Od początku tygodnia zacząłem obserwować zwiększające się problemy z przerywaniem silnika przy przyspieszaniu. Apogeum nastąpiło wczoraj, więc zacząłem szukać źródła problemu. Przewody WN z góry skreśliłem, ponieważ używam ich raptem od sierpnia 2020 roku, więc dziwnym by było gdyby to one okazały się winne, a wizualnie są w porządku. Patrzyłem również po ciemku i żadnych przebić nie było. Zacząłem, więc od świec (Denso), które też nie są jakieś stare (używam ich od lutego 2020). Miałem w domu NGK, których używałem jakiś czas temu, więc stwierdziłem, że nie zaszkodzi podmienić. Po wykręceniu stwierdziłem, że chyba nic im nie dolega, ale już wkręciłem stare-nowe i pojechałem na testy.
Przez pierwsze 2-3 km wyglądało, że to była kwestia świec, ale jak dałem mocniej w palnik to znowu przerwał, za jakąś chwilę znowu. Najgorzej było na 1. biegu jak próbowałem ruszać agresywnie. Dławiło go w okolicach 2-2,5k RPM i potem szedł normalnie. Dwójka, trójka bez problemów, ale cały czas było coś nie halo. Stwierdziłem, że może to palec lub kopułka, ponieważ mają już kilka dobrych lat (chyba z 5?).

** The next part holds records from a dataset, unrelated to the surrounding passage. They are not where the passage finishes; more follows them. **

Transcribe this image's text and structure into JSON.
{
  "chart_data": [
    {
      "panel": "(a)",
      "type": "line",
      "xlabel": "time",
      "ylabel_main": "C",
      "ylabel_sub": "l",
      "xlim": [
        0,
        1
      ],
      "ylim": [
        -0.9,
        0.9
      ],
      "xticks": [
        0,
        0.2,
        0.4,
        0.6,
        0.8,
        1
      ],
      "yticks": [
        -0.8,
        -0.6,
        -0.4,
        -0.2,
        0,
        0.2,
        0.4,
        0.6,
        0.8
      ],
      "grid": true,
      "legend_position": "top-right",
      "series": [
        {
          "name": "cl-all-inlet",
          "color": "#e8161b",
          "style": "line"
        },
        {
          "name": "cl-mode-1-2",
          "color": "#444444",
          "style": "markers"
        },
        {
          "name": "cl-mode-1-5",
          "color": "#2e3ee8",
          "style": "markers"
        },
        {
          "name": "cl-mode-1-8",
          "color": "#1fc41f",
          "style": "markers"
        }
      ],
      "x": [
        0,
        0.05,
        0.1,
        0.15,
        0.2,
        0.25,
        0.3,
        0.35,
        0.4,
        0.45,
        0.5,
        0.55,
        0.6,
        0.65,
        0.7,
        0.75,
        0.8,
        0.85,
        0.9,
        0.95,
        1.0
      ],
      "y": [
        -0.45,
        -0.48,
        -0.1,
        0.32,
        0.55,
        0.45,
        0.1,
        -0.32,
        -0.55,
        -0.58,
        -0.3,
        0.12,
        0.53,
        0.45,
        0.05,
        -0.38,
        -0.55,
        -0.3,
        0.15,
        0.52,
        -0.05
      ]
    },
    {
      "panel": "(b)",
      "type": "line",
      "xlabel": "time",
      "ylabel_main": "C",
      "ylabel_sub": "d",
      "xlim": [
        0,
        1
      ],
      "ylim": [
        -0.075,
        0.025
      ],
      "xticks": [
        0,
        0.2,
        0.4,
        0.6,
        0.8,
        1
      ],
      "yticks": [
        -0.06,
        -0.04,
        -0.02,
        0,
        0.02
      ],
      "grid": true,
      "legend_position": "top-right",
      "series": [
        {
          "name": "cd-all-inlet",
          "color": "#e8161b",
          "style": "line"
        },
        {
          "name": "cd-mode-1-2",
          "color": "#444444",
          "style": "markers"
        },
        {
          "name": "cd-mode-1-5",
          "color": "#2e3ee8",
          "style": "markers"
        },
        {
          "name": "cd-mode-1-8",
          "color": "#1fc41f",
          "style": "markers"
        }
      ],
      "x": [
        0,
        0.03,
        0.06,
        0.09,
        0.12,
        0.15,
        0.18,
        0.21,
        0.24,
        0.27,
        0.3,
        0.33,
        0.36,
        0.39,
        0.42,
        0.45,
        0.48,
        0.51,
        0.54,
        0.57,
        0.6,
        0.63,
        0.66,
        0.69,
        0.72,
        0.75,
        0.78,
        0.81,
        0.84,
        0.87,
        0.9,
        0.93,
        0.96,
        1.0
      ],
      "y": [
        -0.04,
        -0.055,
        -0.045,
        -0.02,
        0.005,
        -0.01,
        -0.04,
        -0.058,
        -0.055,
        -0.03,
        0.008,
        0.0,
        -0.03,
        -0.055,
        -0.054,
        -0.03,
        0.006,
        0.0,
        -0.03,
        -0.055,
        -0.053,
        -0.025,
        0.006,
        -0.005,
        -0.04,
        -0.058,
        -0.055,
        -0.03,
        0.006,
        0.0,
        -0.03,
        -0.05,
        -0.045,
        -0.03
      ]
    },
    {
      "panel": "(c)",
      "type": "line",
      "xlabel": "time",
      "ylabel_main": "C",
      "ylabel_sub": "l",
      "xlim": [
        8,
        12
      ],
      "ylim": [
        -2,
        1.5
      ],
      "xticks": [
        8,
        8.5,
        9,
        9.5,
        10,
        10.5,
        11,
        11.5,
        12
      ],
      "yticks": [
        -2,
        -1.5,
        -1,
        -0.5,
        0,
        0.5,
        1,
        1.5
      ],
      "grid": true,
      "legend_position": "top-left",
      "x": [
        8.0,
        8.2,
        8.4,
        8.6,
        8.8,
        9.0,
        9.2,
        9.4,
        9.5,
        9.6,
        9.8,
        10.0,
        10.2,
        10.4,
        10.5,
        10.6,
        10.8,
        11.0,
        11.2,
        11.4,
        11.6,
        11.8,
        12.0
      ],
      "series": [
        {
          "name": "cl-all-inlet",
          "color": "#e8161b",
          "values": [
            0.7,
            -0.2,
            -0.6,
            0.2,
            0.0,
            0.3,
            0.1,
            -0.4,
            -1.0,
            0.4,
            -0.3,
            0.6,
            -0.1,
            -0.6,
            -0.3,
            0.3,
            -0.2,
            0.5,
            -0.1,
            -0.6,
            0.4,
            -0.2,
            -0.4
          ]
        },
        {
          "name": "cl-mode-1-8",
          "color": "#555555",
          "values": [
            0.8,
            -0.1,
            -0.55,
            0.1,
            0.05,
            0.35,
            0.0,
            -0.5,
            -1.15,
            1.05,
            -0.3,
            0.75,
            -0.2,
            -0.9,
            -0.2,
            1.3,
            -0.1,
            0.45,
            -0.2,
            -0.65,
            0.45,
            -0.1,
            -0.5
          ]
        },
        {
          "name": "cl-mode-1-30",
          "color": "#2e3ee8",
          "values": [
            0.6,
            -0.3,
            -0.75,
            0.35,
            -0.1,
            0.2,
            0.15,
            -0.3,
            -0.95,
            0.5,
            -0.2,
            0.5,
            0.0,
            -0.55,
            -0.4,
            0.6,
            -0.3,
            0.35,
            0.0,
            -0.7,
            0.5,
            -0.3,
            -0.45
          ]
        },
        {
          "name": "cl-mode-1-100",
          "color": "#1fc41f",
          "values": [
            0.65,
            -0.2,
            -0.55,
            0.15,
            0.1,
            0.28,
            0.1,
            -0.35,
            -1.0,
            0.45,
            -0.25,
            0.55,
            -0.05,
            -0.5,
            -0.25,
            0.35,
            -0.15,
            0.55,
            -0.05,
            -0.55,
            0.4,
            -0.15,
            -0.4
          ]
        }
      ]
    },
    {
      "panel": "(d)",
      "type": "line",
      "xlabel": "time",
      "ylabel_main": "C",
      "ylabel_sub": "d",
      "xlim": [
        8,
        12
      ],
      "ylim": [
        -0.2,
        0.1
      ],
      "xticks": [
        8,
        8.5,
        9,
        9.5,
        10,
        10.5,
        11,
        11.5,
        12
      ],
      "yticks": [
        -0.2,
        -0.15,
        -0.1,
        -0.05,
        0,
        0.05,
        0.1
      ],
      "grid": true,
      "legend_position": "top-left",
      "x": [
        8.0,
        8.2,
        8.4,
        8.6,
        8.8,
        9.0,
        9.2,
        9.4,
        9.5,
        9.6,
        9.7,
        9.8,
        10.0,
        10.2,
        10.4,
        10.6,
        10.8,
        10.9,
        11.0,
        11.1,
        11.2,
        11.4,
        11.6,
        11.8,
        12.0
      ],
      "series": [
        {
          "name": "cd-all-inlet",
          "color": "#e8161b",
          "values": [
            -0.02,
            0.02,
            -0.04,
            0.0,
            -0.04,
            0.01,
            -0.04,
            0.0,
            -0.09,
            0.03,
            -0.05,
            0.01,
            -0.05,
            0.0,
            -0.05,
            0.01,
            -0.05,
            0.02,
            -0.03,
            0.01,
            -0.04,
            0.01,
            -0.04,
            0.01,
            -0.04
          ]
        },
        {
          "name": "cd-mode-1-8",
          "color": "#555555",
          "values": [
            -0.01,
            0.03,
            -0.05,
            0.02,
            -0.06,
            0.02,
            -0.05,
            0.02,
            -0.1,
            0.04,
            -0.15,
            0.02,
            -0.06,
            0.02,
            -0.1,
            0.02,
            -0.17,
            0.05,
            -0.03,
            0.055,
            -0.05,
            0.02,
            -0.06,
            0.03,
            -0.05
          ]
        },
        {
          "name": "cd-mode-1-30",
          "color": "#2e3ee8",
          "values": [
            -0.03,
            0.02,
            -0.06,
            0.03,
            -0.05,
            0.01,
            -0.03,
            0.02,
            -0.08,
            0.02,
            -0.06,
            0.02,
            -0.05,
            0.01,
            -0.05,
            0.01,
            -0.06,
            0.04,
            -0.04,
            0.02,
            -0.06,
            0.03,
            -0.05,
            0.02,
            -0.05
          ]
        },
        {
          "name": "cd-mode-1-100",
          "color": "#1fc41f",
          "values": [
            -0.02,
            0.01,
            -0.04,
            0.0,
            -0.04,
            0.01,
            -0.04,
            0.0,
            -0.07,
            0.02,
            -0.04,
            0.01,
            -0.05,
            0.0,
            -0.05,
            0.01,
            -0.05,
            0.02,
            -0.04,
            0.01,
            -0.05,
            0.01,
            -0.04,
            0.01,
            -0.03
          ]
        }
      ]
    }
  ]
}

Tak się wkurzyłem tą sytuacją, że poszedłem wczoraj po ciemku przed blokiem grzebać po 18-tej z latarką... XD Odkręciłem kopułkę, wyciągnąłem palec, a one w środku jak nowe praktycznie... :O Przeczyściłem styki i złożyłem wszystko do kupy. Wtedy coś mnie tknęło, żeby poodczepiać wszystkie przewody. Idące do świec były ok, ale...
... tu chyba czegoś brakuje: XD
Sekcja zwłok:
Widoczny powyżej kawałek przewodu utknął w kopułce i musiałem go wyciągać obcęgami. :P
Dobrze, że miałem w piwnicy swoje stare przewody to szybka podmianka uszkodzonego i gotowe. Ciekawe jak reszta się zachowa i czy za jakiś czas i one nie powiedzą papa?